Miércoles 29 de abril
Crónica de la decimotercera clase del curso de cine: “El proceloso mundo de los festivales”.
El profesor de hoy: Pablo Moreno
El título de la clase era inquietante: “El proceloso mundo de los festivales”. Se trata de un tema con muchas aristas, muy complicado… realmente proceloso…
Pablo Moreno, nuestro profesor, además de cineasta –director, guionista, productor y, hasta en alguna ocasión, actor– es, director de un Festival Internacional de Cine, el FICCI-ON, En Ciudad Rodrigo, donde están ubicados sus estudios de cine, “Rodriwood”.
Es, pues, un hombre experto en las bambalinas del mundo del cine y concretamente de los festivales.
Su primer gran acierto fue estructurar su charla de tal forma que todo el caos que podíamos temer quedó perfectamente recolocado y ordenado.
Empezó con una visión general de los festivales en el mundo, con una cifra que podría alcanzar los diez mil, de los cuales sólo 45 forman parte de la “primera división”.
Europa, nos dijo, es el continente con mayor número de festivales, seguida de Norteamérica y Lationamérica.
¿Qué tipo de películas se presentan a festivales?
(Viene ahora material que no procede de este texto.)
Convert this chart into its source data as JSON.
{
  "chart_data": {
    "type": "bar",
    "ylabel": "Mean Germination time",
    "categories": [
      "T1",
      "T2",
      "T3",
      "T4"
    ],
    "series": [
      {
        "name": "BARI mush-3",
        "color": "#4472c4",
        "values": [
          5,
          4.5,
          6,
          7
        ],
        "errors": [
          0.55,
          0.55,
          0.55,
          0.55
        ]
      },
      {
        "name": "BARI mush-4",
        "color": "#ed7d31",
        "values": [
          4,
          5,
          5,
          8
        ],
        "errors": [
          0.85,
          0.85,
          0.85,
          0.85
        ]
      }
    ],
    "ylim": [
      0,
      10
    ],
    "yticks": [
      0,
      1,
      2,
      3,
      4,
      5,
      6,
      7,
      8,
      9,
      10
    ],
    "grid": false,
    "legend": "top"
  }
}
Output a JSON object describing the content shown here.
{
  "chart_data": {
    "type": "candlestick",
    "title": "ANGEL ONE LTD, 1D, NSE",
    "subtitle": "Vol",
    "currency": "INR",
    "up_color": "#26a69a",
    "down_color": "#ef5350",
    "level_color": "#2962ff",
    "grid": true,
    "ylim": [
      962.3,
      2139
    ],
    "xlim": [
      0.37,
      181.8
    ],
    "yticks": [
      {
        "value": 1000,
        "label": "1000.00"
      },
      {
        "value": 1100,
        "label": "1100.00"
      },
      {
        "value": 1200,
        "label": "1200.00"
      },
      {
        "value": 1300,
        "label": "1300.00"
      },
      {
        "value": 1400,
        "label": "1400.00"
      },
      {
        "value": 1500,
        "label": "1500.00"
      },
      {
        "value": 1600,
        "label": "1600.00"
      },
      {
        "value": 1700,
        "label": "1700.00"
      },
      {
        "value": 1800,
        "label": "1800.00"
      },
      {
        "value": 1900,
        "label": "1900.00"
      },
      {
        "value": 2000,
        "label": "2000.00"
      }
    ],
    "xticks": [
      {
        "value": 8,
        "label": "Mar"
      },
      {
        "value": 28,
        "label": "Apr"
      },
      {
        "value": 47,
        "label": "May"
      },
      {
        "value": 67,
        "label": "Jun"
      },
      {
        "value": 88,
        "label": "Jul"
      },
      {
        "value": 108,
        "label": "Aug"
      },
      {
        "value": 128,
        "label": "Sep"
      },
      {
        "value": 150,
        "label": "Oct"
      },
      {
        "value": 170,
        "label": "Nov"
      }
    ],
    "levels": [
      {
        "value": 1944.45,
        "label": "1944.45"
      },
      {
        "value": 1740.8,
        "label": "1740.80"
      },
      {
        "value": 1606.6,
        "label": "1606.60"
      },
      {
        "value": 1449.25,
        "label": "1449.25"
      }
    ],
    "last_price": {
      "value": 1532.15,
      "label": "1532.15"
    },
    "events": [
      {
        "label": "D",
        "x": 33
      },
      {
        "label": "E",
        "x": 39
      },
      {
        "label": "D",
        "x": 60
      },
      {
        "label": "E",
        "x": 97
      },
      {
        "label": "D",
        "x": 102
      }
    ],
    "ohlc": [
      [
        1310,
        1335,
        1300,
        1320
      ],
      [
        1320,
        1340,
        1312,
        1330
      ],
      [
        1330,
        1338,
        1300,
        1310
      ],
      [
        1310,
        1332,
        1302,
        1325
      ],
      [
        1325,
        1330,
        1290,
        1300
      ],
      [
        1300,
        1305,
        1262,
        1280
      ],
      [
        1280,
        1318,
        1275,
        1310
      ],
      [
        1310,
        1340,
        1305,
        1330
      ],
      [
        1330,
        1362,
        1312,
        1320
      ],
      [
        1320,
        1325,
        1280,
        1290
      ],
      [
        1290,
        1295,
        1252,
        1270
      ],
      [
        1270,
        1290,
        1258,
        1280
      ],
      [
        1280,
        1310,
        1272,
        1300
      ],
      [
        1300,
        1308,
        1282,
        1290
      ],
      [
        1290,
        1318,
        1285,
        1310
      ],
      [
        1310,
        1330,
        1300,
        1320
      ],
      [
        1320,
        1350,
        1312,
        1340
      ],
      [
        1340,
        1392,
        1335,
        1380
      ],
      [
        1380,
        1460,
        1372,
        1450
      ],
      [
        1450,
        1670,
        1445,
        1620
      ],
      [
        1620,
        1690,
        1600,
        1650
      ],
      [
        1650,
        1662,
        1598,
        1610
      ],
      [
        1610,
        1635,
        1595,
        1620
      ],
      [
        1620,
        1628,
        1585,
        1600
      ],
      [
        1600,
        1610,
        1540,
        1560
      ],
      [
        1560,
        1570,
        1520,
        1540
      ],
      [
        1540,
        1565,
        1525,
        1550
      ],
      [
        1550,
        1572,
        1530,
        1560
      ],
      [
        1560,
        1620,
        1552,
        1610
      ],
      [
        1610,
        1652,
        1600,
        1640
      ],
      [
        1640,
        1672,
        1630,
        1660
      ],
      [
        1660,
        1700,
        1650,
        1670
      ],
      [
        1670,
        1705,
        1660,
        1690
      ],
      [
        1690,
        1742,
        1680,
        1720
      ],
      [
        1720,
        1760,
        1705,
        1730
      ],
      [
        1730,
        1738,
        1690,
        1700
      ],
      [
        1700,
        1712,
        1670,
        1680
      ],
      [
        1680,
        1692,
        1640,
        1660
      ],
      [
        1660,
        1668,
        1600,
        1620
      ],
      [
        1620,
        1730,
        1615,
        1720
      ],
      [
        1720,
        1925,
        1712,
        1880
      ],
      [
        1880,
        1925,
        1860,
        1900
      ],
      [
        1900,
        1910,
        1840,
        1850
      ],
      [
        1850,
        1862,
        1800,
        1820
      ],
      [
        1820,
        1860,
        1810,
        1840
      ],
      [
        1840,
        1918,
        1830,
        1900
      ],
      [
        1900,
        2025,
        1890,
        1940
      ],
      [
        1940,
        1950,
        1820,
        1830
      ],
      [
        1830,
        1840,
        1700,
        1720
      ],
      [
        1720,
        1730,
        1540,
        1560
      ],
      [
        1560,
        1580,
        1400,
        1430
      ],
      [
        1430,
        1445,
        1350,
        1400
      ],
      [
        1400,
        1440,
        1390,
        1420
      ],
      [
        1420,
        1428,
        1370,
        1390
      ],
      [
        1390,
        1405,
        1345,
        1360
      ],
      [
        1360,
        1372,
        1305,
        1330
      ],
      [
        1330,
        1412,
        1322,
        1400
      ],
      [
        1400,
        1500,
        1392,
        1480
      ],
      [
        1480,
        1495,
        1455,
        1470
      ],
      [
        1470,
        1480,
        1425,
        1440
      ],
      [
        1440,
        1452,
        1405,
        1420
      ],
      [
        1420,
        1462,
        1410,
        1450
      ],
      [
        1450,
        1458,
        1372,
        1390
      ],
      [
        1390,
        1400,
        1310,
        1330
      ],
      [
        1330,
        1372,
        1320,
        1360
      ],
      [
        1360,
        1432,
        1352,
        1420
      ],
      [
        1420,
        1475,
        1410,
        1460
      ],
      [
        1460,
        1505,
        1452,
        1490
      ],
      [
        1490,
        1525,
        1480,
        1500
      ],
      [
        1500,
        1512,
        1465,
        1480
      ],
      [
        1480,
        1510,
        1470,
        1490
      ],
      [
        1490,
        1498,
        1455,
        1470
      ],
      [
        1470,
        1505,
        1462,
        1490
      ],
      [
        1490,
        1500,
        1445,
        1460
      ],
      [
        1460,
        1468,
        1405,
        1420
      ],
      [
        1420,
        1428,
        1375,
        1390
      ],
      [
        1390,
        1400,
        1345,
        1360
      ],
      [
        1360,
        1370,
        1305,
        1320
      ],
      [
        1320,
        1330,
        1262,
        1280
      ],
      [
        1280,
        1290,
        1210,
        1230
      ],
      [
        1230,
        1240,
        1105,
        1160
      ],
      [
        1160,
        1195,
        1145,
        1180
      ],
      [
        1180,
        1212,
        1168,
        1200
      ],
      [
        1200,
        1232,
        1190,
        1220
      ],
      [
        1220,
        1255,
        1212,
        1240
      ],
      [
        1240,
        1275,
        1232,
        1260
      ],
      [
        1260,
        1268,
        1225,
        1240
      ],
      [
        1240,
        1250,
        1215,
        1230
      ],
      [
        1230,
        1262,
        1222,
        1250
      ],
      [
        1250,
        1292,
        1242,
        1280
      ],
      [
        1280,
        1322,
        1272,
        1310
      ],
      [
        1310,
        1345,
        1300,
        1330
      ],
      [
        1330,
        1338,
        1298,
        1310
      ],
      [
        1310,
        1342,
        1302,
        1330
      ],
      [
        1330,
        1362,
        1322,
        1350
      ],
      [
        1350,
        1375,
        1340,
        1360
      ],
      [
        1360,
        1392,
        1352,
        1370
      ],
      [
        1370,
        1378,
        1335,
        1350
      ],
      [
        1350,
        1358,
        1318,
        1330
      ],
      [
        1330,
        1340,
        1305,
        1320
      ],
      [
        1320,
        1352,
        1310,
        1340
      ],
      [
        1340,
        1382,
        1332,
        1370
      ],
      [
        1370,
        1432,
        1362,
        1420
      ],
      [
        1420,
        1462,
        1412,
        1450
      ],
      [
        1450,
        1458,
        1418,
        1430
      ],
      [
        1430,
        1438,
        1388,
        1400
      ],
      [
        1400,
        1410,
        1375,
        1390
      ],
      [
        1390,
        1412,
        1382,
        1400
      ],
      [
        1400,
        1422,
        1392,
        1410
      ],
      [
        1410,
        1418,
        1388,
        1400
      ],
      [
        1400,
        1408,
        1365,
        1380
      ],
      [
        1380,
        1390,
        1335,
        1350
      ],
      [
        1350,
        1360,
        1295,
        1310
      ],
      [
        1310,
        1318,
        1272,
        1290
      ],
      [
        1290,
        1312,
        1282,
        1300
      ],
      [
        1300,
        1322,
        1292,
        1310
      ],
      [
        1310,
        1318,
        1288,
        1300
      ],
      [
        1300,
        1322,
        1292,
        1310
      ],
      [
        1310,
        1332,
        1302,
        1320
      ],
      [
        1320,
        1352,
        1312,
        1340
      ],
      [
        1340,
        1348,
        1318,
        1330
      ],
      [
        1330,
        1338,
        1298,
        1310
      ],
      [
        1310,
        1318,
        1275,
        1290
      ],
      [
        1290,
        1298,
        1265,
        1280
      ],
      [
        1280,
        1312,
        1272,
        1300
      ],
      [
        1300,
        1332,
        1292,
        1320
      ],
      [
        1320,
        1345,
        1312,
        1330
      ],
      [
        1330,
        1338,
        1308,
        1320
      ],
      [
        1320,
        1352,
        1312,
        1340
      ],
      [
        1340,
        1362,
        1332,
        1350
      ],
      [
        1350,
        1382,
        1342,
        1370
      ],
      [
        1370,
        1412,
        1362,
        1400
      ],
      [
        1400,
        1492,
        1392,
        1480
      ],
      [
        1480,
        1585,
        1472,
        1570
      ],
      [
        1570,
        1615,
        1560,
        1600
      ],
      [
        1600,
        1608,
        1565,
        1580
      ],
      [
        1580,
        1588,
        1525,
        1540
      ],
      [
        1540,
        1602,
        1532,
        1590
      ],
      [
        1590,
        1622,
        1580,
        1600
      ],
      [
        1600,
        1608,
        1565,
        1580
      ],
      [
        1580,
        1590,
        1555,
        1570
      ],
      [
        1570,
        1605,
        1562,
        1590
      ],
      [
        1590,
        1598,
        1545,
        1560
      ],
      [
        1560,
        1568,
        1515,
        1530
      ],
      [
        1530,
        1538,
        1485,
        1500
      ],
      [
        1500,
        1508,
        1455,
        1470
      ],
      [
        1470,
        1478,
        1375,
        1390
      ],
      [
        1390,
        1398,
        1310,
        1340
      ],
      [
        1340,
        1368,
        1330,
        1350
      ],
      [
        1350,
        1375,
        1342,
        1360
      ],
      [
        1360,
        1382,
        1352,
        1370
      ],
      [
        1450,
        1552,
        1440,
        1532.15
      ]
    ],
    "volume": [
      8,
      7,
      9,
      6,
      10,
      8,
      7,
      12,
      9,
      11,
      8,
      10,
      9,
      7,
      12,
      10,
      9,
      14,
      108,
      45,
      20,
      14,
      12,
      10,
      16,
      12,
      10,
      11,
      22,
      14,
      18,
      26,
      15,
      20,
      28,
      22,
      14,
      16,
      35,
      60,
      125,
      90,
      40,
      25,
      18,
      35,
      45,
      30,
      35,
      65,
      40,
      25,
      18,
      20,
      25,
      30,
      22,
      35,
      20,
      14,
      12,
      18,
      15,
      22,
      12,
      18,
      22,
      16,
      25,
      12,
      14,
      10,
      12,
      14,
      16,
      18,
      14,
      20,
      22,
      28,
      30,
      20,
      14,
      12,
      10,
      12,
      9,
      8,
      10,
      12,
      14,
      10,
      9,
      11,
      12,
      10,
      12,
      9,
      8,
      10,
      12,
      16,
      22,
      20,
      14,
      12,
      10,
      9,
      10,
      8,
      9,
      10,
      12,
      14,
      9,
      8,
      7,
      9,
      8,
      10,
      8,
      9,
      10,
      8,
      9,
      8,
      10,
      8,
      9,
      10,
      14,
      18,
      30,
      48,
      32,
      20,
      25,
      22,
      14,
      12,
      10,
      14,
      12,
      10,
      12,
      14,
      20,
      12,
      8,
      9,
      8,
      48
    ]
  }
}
En un porcentaje muy elevado, se trata de cortometrajes. Y, puesto que las plataformas digitales han facilitado mucho el poder enviar una producción a un festival, las cantidades de películas inscritas en cada festival se cuentan por miles, si bien un 98 o 99% no pasan el filtro de la selección.
¿Cómo es posible –nos preguntamos– que se produzcan tantas películas? Pablo nos detalló los motivos, desde la revolución digital a los incentivos fiscales y las ayudas públicas, sin olvidar lo que él llamo “la democratización creativa”, es decir el fácil acceso a la formación audiovisual. También la aparición de las plataformas han supuesto un canal para la visibilidad de las producciones (aunque un poco engañoso, porque, por una parte, priorizan su propio contenido y, por otra, los algoritmos ocultan mucho contenido).
Está también lo que él denominó “el efecto festival”, que impulsa la producción de películas, pero luego no tienen capacidad para absorberlas.
Otro apartado de la clase se refirió a qué son y qué función desempeñan los festivales. Lo dividió en seis puntos:
Los festivales son:
- Curadores de atención;
- generadores de prestigio;
- mercado;
- filtros ideológicos y culturales;
- parte de un ecosistema;
- también un sistema saturado.
Hay también un efecto destructivo, por cuanto miles de películas mueren cada año después de haber sido rechazadas por los grandes festivales.
La siguiente parte de la clase estuvo dedicada a desmontar mitos como que “la calidad artística es el criterio principal en un festival”, o que los festivales sirven para vender la película, o que garantizan la visibilidad, o que las mejores películas llegan más lejos…
A continuación nos explicó algunos tipos de festivales Hasta llegar a una sabia conclusión: “el error más común no es no entrar en festivales. Es entrar en los festivales equivocados”. Y, como colofón, entre reflexión y buenos consejos, trató de los motivos para participar en festivales y de los criterios que hay tener en cuenta para acertar en la elección.
Fue una clase distinta de los que habíamos tenido hasta ese momento, que suscitó una serie de preguntas y un diálogo muy interesante, hasta un poco caldeado (siempre con un tono de humor), cuando se trató el tema de las subvenciones al cine con dinero público.
Nos despedimos de Pablo Moreno, agradeciéndole su magnífica clase y nos despedimos también de la sala, porque la clase del miércoles 6 de mayo, la última del curso será, no lo olvidemos, en el Aula Magna de la Escuela Técnica Superior de Ingeniería Aeronáutica y del Espacio Universidad Politécnica de Madrid, Pl. del Cardenal Cisneros, 3.
La profesora Ninfa Watt nos hablará de “Isabel Coixet: Artista poliédrica y cineasta internacional”.